I'm working on an Awk/Gawk script that parses a file, populating a multidimensional array for each line. The first column is a period delimited string, with each value being a reference to the array key for the next level. The 2nd column is the value
Here's an example of what the content being parsed looks like:
$ echo -e "personal.name.first\t= John\npersonal.name.last\t= Doe\npersonal.other.dob\t= 05/07/87\npersonal.contact.phone\t= 602123456\npersonal.contact.email\t= john.doe@idk\nemployment.jobs.1\t= Company One\nemployment.jobs.2\t= Company Two\nemployment.jobs.3\t= Company Three"
personal.name.first = John
personal.name.last = Doe
personal.other.dob = 05/07/87
personal.contact.phone = 602123456
personal.contact.email = john.doe@idk
employment.jobs.1 = Company One
employment.jobs.2 = Company Two
employment.jobs.3 = Company Three
Which after being parsed, Im expecting it to have the same structure as:
data["personal"]["name"]["first"] = "John"
data["personal"]["name"]["last"] = "Doe"
data["personal"]["other"]["dob"] = "05/07/87"
data["personal"]["contact"]["phone"] = "602123456"
data["personal"]["contact"]["email"] = "john.doe@foo.com"

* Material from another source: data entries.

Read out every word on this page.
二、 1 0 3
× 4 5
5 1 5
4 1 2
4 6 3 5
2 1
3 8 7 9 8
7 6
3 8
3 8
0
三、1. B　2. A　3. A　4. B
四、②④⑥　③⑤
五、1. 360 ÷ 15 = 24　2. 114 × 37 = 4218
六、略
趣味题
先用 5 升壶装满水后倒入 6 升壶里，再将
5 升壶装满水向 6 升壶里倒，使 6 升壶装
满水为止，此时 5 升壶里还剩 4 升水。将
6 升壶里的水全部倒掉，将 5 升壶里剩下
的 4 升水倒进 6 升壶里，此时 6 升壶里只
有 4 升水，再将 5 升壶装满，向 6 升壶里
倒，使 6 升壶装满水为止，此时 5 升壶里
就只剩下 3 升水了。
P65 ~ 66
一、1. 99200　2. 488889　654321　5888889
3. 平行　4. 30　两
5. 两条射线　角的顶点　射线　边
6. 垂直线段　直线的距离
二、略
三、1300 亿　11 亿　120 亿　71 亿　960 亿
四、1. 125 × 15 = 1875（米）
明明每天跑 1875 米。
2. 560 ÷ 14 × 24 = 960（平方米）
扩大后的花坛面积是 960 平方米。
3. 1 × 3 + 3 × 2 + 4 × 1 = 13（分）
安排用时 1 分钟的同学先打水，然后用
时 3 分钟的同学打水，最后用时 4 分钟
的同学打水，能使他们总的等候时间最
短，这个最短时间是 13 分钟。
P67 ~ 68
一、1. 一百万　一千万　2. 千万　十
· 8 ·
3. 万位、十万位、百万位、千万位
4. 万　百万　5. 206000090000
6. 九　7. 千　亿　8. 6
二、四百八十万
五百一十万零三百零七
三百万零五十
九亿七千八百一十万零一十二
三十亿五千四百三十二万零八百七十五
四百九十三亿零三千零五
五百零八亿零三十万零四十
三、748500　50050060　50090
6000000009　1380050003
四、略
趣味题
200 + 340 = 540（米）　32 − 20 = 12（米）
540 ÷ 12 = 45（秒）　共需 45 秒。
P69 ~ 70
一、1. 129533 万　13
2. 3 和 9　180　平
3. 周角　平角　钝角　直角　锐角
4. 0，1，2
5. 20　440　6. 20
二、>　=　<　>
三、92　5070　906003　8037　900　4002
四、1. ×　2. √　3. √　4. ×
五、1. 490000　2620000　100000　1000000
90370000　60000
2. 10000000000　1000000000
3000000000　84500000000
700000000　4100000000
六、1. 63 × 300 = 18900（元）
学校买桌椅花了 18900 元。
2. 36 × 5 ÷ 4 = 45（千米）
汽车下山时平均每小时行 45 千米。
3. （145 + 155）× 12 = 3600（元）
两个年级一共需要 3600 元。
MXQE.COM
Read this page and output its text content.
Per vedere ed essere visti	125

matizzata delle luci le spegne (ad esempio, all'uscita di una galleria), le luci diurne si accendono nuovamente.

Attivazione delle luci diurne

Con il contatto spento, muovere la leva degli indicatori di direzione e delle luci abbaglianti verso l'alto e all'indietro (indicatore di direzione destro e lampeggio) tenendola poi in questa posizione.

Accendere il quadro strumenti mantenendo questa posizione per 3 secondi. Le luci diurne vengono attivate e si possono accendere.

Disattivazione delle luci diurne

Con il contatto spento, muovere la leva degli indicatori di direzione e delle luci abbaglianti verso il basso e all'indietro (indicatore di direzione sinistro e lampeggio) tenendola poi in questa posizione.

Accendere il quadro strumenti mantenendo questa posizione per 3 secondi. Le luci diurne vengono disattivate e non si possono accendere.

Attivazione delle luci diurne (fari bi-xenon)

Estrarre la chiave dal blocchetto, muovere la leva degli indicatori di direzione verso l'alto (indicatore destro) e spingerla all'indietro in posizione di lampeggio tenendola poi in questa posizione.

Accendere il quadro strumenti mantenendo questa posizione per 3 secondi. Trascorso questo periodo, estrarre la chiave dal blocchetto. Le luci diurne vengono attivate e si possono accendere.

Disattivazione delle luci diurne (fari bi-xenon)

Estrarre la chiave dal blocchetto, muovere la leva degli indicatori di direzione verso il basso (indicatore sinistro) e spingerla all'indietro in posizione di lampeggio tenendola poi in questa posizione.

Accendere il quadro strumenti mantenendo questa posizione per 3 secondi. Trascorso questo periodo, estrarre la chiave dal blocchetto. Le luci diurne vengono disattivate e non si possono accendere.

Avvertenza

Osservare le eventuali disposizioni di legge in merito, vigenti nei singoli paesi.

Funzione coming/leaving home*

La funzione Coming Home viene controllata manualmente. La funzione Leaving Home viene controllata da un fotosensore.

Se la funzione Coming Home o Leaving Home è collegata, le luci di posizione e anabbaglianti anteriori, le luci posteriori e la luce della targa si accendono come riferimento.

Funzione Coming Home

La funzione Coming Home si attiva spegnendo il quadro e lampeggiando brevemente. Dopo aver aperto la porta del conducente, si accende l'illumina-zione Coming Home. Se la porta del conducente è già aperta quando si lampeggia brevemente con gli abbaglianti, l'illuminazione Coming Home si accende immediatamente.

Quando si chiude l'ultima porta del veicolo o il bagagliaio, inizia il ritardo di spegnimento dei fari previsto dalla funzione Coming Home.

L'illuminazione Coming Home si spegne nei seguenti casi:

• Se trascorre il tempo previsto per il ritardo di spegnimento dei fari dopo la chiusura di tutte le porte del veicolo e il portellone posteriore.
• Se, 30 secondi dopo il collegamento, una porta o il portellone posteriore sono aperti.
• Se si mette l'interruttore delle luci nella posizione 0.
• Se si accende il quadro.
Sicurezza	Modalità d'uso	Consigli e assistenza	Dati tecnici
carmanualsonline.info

data["employment"]["jobs"]["1"] = Company One
data["employment"]["jobs"]["2"] = Company Two
data["employment"]["jobs"]["3"] = Company Three
The part that I'm stuck on is how to dynamically populate the keys while structuring the multidimensional array.
I found this SO thread that covers a similar issue, which was resolved by using the SUBSEP
variable, which at first seemed like it would work as I needed, but after some testing, it looks like arr["foo", "bar"] = "baz"
doesn't get treated like a real array, such as arr["foo"]["bar"] = "baz"
would. An example of what I mean by that would be the inability to count the values in any level of the array: arr["foo", "bar"] = "baz"; print length(arr["foo"])
would simply print a 0
(zero)
I found this SO thread which helps a little, possibly pointing me in the right direction.
In a snippet in the thread mentioned:
BEGIN {
x=SUBSEP
a="Red" x "Green" x "Blue"
b="Yellow" x "Cyan" x "Purple"
Colors[1][0] = ""
Colors[2][0] = ""
split(a, Colors[1], x)
split(b, Colors[2], x)
print Colors[2][3]
}
Is pretty close, but the problem I'm having now is the fact that the keys (EG: Red
, Green
, etc) need to be specified dynamically, and there could be one or more keys.
Basically, how can I take the a_keys
and b_keys
strings, split them by .
, and populate the a
and b
variables as multidimensional arrays?..
BEGIN {
x=SUBSEP
# How can I take these strings...
a_keys = "Red.Green.Blue"
b_keys = "Yellow.Cyan.Purple"
# .. And populate the array, just as this does:
a="Red" x "Green" x "Blue"
b="Yellow" x "Cyan" x "Purple"
Colors[1][0] = ""
Colors[2][0] = ""
split(a, Colors[1], x)
split(b, Colors[2], x)
print Colors[2][3]
}
Any help would be appreciated, thanks!